熊本県は4月16日、2016年の熊本地震発生から10年を悼む追悼式典を開催した。死者278人に黙祷が捧げられ、県知事や内閣官房長官が復興と教訓の継承を誓った。震度7の連動型地震は甚大な被害をもたらした。
熊本県熊本市で、県と全市町村が共同で初めて主催した追悼式典が開かれた。午前1時25分、震度7のマグニチュード7.3の地震が発生した時刻に、参列者らが亡くなった278人の犠牲者を追悼するため黙祷を捧げた。この地震は2日前に発生したマグニチュード6.5の地震に続く連動型で、熊本県と大分県で計278人が死亡し、そのうち223人が避難生活による間接的な死因だった。
県の木村敬氏知事は式典で、「失われた貴重な命と多くの犠牲を決して忘れてはならない。次世代にこれらの記憶を伝え、決して薄れさせない」と語った。林芳正官房長官は、過去の災害経験を活かし、日本を「世界で最も災害に強い国」にする努力を約束した。約250人が参加し、遺族らも祈りを捧げた。

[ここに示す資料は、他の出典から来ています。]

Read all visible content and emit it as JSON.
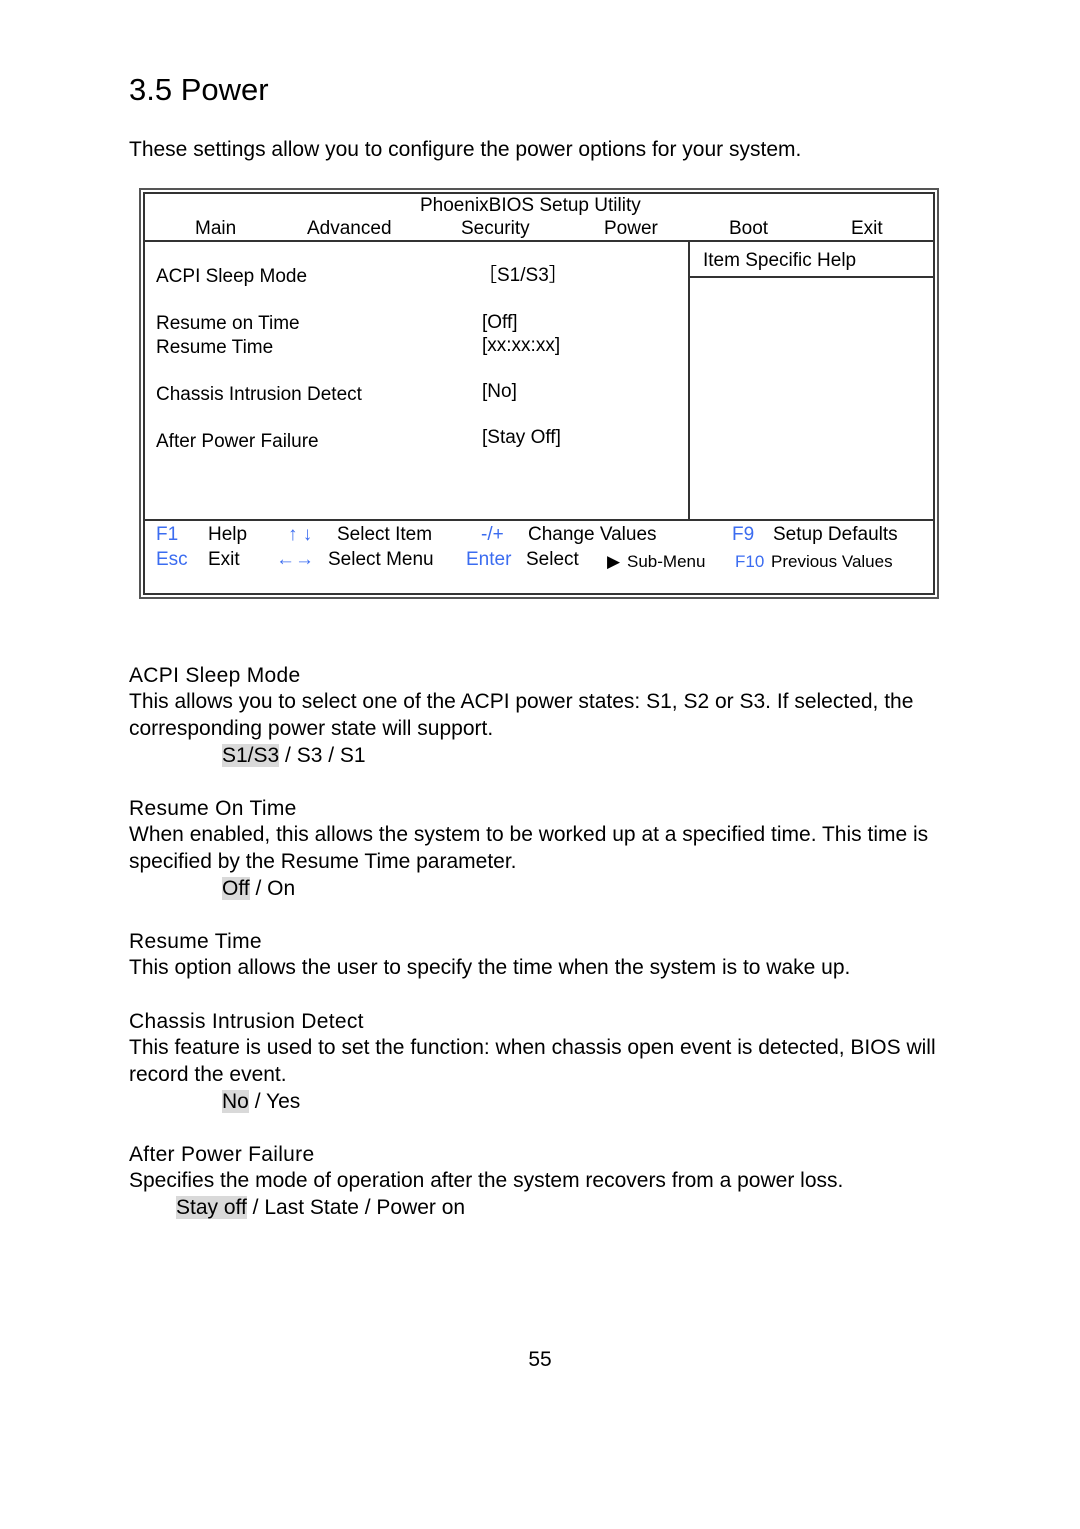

地震では4万3千棟以上の建物が損壊し、最大19万6千人が避難した。南阿蘇村の阿蘇大橋が崩落し、JR九州の線路も寸断された。58歳の山本忍さんは、橋近くの土砂崩れで22歳の息子・光さんが亡くなった現場を訪れ、「少しタイミングがずれていれば助かったかもしれない」と涙ながらに語った。
人気観光地の熊本城も石垣などが損傷を受け、修復工事は2052年度完了予定だ。